Nego Dito era facilmente visto de papo com Luiz Calanca por entre as cobiçadas prateleiras da loja, uma das mais famosas do ramo em São Paulo. “Ele fez cópias de seus álbuns pelo selo da Baratos & Afins, então ia usualmente até lá para ver os discos e conversar com o dono”, conta a filha, que herdou alguns vinis que ele “curtia em casa”. Títulos de Bob Marley, Candeia e Villa-Lobos.

Trilha sonora: Nega Música (feita no nascimento de Serena), do disco Beleléu, leléu, eu.

Serviço: Galeria do Rock, lojas 314 e 318. Informações, tel. 3223-3629.

Galpão da Pizza
Galpão da Pizza, uma das preferidas de Itamar Assumpção (Foto: Divulgação)

Galpão da Pizza

Vira e mexe o poeta enfrentava as ladeiras da Pompeia para visitar um grande amigo, o arquiteto Ricardo Cukierman, no Galpão da Pizza. Itamar o ajudou a pensar no projeto do restaurante. Serena não se lembra da pizza preferida do pai, mas diz que uma bem famosa é a de linguiça de javali.

Trilha sonora: Noite Torta, do disco Orquídeas do Brasil

Serviço: Rua Doutor Augusto de Miranda, 1156. Informações, tel. 3672-4767.

Bar da Jandira

Aos sábados, ele apreciava a feijoada desse boteco que, segundo vizinhos, já não existe mais. Ali, até jogo de bocha tinha. Ficava pertinho, a alguns passos da casa da família Assumpção, na Rua Leopoldo de Freitas.

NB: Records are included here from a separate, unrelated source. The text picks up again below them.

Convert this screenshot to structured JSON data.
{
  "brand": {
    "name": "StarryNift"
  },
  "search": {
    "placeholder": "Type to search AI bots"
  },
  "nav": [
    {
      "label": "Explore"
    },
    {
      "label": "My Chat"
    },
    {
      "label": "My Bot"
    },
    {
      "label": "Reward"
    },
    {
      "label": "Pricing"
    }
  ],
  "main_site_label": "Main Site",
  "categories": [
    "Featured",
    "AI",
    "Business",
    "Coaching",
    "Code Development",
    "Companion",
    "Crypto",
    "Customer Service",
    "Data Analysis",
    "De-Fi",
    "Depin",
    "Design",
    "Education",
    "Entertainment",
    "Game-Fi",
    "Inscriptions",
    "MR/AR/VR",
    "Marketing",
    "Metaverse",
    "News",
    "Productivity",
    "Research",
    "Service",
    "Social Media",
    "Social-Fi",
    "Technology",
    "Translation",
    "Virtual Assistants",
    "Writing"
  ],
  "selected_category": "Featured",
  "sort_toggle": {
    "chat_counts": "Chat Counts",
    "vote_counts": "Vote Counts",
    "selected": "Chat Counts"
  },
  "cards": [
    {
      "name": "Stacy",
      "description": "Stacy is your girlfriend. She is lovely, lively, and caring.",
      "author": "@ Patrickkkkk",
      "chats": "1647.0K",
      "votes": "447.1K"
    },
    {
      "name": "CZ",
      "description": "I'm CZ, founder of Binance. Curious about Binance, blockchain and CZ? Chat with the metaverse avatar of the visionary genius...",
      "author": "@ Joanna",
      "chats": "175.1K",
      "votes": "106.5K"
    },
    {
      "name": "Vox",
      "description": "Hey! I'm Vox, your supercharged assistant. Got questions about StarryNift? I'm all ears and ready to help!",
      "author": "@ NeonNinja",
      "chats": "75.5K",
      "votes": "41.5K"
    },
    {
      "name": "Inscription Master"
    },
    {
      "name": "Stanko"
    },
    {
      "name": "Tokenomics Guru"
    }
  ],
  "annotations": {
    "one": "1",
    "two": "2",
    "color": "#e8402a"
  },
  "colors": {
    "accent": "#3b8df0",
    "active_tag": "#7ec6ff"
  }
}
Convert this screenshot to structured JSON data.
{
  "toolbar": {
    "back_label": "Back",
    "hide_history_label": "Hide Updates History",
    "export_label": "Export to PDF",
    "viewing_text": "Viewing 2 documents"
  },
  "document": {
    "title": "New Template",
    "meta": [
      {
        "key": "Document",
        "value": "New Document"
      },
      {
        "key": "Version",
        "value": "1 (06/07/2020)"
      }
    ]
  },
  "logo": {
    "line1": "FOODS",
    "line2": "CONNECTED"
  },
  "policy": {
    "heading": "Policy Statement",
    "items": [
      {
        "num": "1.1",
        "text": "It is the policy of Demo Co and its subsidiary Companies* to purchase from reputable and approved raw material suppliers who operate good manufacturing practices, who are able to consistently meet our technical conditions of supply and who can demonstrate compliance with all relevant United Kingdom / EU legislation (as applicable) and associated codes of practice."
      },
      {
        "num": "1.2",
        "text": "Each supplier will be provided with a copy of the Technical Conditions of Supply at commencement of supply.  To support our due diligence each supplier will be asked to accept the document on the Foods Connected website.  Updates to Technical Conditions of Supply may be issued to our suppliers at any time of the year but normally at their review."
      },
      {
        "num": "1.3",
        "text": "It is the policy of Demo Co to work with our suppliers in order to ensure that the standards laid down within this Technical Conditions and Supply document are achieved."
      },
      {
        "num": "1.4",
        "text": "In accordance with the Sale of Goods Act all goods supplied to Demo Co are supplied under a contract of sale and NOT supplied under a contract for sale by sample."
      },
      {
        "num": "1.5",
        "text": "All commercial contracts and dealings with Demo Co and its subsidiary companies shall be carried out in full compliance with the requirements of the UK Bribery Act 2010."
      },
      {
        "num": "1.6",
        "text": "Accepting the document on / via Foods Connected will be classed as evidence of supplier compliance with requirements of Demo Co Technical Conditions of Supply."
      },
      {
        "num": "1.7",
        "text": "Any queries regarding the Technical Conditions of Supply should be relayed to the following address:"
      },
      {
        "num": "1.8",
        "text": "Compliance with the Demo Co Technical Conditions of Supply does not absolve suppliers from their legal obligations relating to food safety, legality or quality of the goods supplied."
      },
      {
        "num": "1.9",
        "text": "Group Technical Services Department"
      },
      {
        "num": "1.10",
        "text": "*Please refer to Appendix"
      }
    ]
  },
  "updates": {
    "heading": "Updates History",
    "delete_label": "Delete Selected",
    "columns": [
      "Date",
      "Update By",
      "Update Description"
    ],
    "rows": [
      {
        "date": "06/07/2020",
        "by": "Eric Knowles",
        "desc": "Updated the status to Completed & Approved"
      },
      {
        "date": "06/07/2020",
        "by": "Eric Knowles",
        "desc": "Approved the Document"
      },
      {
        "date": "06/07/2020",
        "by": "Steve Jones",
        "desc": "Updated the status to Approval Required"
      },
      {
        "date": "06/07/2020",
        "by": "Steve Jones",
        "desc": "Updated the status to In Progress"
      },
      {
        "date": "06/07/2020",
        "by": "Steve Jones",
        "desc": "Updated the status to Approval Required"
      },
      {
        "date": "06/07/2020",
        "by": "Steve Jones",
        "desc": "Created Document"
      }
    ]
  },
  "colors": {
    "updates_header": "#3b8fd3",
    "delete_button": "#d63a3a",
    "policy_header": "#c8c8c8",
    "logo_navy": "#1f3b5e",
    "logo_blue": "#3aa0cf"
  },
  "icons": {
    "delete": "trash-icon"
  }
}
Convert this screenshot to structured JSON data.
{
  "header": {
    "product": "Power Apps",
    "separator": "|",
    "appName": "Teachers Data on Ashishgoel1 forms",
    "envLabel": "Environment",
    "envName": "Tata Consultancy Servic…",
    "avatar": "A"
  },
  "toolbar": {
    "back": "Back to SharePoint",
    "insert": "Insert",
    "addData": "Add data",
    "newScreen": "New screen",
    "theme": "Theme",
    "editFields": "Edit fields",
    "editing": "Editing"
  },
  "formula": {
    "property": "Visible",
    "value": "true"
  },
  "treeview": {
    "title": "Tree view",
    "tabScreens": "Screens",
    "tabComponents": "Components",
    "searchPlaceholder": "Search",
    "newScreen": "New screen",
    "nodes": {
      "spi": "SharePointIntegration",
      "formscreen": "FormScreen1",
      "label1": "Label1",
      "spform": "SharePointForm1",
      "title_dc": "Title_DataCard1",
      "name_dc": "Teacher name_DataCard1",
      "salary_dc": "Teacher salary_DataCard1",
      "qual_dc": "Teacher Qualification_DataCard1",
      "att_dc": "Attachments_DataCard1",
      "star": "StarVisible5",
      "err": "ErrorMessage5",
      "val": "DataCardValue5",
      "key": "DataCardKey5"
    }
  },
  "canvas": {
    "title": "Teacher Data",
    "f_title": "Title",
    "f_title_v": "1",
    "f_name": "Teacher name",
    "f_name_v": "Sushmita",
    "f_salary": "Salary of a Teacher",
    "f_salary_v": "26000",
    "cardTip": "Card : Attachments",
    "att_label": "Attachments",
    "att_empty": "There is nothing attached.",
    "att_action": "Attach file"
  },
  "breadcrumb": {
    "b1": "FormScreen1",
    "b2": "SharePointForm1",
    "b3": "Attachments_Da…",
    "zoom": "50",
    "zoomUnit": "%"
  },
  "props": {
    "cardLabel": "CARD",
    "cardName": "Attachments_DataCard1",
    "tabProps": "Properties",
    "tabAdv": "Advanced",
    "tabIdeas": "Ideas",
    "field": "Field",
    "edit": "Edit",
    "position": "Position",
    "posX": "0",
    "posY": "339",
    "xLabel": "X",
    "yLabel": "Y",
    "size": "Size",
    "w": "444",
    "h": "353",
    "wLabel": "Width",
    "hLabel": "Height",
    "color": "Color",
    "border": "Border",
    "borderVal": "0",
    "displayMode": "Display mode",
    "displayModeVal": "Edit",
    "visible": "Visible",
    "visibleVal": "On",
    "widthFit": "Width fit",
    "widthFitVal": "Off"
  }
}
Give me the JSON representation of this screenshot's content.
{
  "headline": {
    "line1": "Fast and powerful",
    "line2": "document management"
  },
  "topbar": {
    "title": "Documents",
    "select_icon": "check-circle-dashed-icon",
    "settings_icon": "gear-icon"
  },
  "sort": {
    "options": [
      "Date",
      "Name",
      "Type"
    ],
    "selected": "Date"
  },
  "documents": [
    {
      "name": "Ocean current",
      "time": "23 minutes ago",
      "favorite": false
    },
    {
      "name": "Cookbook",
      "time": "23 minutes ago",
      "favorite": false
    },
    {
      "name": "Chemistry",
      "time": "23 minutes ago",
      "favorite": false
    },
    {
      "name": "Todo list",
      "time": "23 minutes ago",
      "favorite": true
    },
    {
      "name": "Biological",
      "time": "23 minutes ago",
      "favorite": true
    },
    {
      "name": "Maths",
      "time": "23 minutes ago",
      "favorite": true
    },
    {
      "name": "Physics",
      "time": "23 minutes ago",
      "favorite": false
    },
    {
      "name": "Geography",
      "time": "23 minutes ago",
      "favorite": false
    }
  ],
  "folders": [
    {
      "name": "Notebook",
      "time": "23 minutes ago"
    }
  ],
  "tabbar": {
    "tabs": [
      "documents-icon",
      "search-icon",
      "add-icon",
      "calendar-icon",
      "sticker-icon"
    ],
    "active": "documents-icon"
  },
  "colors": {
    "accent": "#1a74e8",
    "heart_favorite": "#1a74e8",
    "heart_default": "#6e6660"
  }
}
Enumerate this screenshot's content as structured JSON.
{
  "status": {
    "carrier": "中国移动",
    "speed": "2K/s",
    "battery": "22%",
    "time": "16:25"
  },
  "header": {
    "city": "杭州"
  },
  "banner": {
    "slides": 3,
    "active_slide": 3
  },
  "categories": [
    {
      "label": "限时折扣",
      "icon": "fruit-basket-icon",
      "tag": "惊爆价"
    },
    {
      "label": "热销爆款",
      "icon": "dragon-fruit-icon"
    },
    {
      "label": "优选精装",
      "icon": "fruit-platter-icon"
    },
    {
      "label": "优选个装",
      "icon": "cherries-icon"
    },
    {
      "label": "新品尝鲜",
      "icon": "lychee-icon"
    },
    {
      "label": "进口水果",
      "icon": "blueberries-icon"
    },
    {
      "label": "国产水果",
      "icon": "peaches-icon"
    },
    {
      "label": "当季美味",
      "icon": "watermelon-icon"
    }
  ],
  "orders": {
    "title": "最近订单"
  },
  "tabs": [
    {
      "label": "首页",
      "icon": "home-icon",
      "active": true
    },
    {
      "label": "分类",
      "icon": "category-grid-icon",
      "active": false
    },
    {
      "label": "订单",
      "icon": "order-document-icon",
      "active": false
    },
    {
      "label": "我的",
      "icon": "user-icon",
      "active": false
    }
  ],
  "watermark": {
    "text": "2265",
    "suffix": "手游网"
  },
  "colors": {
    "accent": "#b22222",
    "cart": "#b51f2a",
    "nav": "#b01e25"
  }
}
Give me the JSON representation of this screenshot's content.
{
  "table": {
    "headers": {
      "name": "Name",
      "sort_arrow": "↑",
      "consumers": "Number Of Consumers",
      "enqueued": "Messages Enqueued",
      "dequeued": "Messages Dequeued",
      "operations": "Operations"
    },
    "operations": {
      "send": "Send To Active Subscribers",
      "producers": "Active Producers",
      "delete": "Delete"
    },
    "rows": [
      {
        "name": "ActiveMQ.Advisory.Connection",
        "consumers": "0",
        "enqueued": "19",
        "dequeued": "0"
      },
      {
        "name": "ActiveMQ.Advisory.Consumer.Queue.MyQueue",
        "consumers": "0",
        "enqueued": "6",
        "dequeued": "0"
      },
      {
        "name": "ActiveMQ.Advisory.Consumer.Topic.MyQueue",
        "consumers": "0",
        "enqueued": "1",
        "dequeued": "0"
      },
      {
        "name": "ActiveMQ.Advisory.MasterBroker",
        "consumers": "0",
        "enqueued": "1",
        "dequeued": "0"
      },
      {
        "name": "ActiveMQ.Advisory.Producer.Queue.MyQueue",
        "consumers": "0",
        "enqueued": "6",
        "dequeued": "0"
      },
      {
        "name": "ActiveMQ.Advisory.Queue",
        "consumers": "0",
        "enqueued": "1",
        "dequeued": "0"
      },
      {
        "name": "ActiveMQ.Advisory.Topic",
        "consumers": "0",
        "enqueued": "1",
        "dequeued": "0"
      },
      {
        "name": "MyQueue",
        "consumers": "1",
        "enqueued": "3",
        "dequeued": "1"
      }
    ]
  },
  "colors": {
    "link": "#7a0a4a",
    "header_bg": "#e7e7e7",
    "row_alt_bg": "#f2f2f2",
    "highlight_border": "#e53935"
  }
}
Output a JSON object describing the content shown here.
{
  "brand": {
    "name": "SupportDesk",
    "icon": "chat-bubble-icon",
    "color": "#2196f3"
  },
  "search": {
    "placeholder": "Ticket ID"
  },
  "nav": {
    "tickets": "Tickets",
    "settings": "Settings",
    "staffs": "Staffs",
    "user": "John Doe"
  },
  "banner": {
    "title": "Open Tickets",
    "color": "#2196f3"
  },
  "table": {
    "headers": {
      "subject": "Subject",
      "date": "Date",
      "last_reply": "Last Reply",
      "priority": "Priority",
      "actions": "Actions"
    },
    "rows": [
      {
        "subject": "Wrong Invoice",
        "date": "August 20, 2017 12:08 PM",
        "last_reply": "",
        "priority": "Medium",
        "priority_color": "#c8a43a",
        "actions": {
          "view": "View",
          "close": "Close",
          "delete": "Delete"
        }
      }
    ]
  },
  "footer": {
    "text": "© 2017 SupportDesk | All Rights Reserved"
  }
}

Trilha sonora: Nego Dito, do disco Beleléu, leléu, eu.

Sesc Pompeia
A fachada do Sesc Pompeia, um dos palcos onde Nego Dito foi mais assíduo na cidade (Foto: Divulgação)

Sesc Pompeia e Teatro da Funarte

Ícone da vanguarda paulista, Itamar Assumpção costumava mostrar sua espirituosa performance no teatro Lira Paulistana, reduto de artistas independentes em Pinheiros. Os palcos do Sesc Pompeia e da Funarte, no entanto, foram os que mais receberam shows do músico em São Paulo, segundo Serena.

Trilha sonora: Zé Pelintra (com Wally Salomão), do disco Intercontinental, Quem diria, Era Só o que Faltava.